# winter is coming,



## disel boy (Sep 5, 2007)

Hi I live in Nova Scotia, Canada (modern temp zone ha ha ) where it gets 10 20 25 Brrrrrlow zero I have a 1985 528 td BMW 6 cy 
Iam 17 years old and this is my only car I have no backup,

I need lots of help and info on how to winterize this car as it is cold standing waiting for a school bus. Here is a list of my questions

1/ what kind of diesel do I use
2/ what kind of oil do I use -- Iam now using rotela oil
3/ How do I get the water out of the fuel tank. 
4/ What size battery should I use 600 amps 750 amps 
5/ what kind of coolant should I use 
6/ Should I change the glow plugs 
7/ should I put the battery in the trunk

thank you very much for any help and advise diesel boy


----------



## Lanc3r (Sep 5, 2004)

disel boy said:


> Hi I live in Nova Scotia, Canada (modern temp zone ha ha ) where it gets 10 20 25 Brrrrrlow zero I have a 1985 528 td BMW 6 cy
> Iam 17 years old and this is my only car I have no backup,
> 
> I need lots of help and info on how to winterize this car as it is cold standing waiting for a school bus.
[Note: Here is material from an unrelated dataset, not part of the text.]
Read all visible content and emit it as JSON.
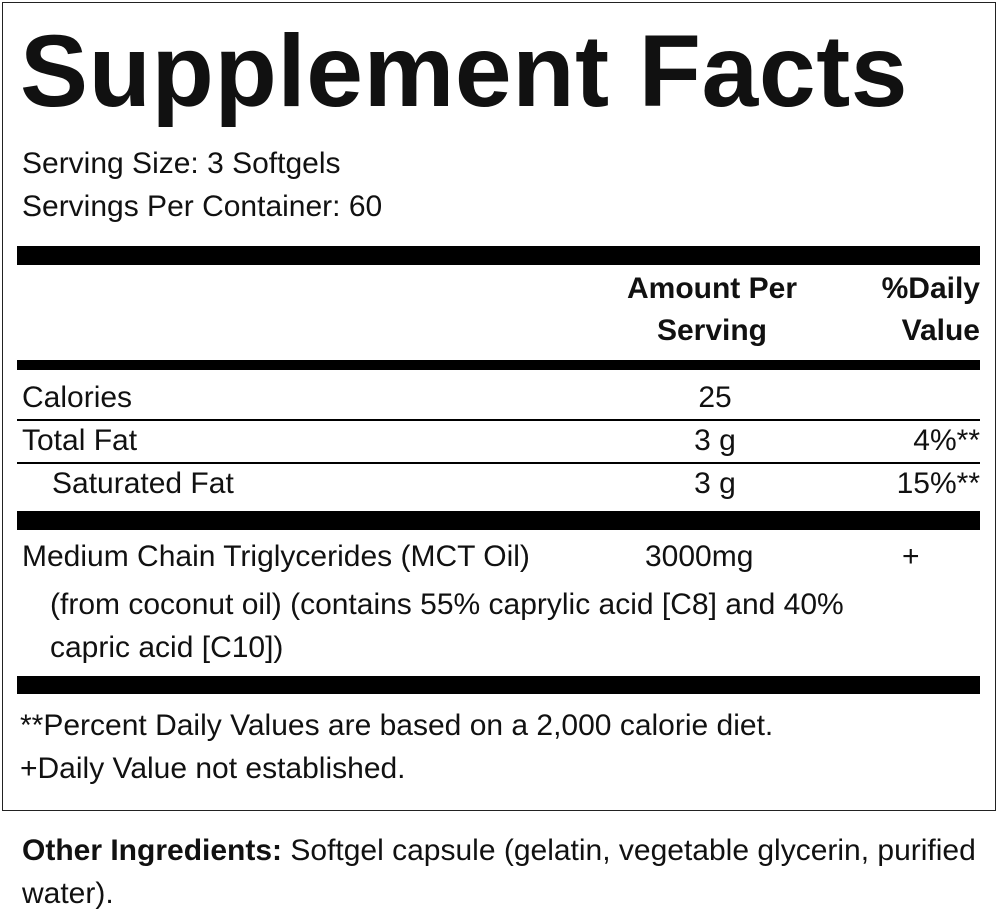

Here is a list of my questions
> ...


1. Same as usual
2. Same as usual
3. Fuel stabalizer - available at your auto parts store
4. Same as usual
5. Whatever is available in proper concentration to protect in the temps you will face (Antifreeze bottles have mixture graphs to get mixture right for the temps.
6. :dunno: Are they bad?
7. Why?


----------



## disel boy (Sep 5, 2007)

thanks very much - keep the good info coming


----------



## Lanc3r (Sep 5, 2004)

disel boy said:


> thanks very much - keep the good info coming


Is your car auto or manual?


----------



## disel boy (Sep 5, 2007)

*auto*

automatic -- thanks


----------



## Saturn5 (Nov 27, 2017)

Nothing to see here, my bad.


----------